Well that's great, Lauren. What do you want to blog about?
Great question.

So much has happened since I last posted, I don't even know where to begin.

Having a toddler is the hardest thing yet, I think. It's nice that we are somewhat better able to communicate with one another, but the kid has SO MUCH energy.

Like, who ARE you?

He goes and goes until he just can't anymore, and I'm over here all, "Can we nap yet?"

I'm shaking my head right now.

He is also learning a little bit more about his anatomy, which is...interesting. I have added a bullet point to my parenting pamphlet that basically says, "Do what you want, it's yours, but don't let anyone else."

I'm hoping he takes that idea through college.

I can't even think about college.
I can't think about preschool.

I am the worst Mrs. Clause EVER. I thought since Baby C was only a year old, I could just throw his gifts in his room and let them be. I mean he never goes in there anyway.

Except now.

He goes in there now.

He loves to play in his room.

He loves to play with his Christmas gifts that are in his room.

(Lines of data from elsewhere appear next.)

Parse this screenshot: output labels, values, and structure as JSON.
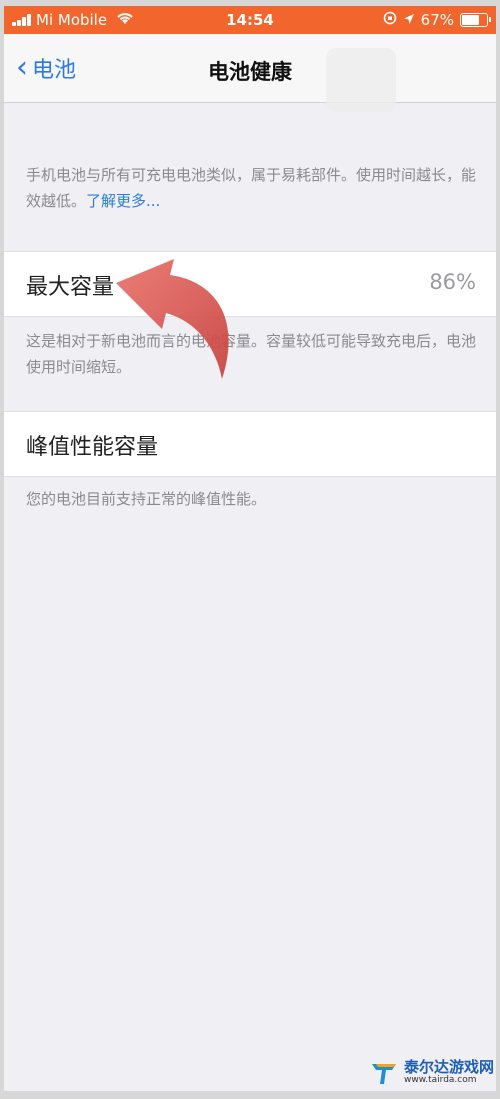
{
  "status_bar": {
    "carrier": "Mi Mobile",
    "time": "14:54",
    "battery_percent": "67%",
    "battery_level": 0.67,
    "color": "#f2652d"
  },
  "nav": {
    "back_label": "电池",
    "title": "电池健康"
  },
  "intro": {
    "text": "手机电池与所有可充电电池类似，属于易耗部件。使用时间越长，能效越低。",
    "link": "了解更多..."
  },
  "max_capacity": {
    "label": "最大容量",
    "value": "86%",
    "description": "这是相对于新电池而言的电池容量。容量较低可能导致充电后，电池使用时间缩短。"
  },
  "peak_performance": {
    "label": "峰值性能容量",
    "description": "您的电池目前支持正常的峰值性能。"
  },
  "watermark": {
    "name": "泰尔达游戏网",
    "url": "www.tairda.com"
  },
  "colors": {
    "accent": "#2b7ae8",
    "arrow": "#d9534f"
  }
}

Josh finally wrapped them because I'm incapable of wrapping presents, and they are now under the tree. Connor went from trying to ride his gift to trying to unwrap it so he can ride it.

What is wrong with us?
We're so bad at this.
I really hope I don't burn the cookies again this year.

Weaning:

It's not going to happen, ever. I have tried giving him whole milk and he doesn't like it. He likes everything else in the world, but he doesn't like whole milk. He only wants to nurse when he's tired, which isn't often and isn't so bad except for when I want to turn over in the bed. I read this article about weaning a teenager (it was showing how ridiculous the notion is), and I had a mini panic attack. If there is a child who is going to breastfeed in college, it's Connor.

Oh no, there's that college thought again.
I just want to keep him out of jail and off of drugs.
I will not judge him if he chooses not to go to college.
....or if he chooses to major in Philosophy.

Walking:
Why walk when you can crawl really fast?
I don't know, Connor. I just don't know.
He likes to hang on to things and walk, but he doesn't want to walk on his own unless he has a reward in the form of food.

Maybe he does need to be in preschool. Is he spending too much time with Apollo? He is eating dog food...

I'm not too worried about the walking thing. I really think that he will just wake up one day and do it. That's what he did with sitting up, crawling and pulling up.

Talking:
I'm pretty sure he says "damn." I'm pretty sure I'm a horrible parent because of it. I keep hoping he's saying "down" or "dog" or anything with a "da-" sound. He can say "gone" when he drops things, which is adorable, and I think he says "stop" because he hears it so often. But of course my favorite
word is "Mamamamama."


So after all of these brilliant observations, I lie in bed with him at the end of the day and he snuggles up next to me, and I realize how much he's actually grown. Then I hold him a little tighter, kiss him a little longer and thank God for giving me a thriving, absolutely perfect baby boy.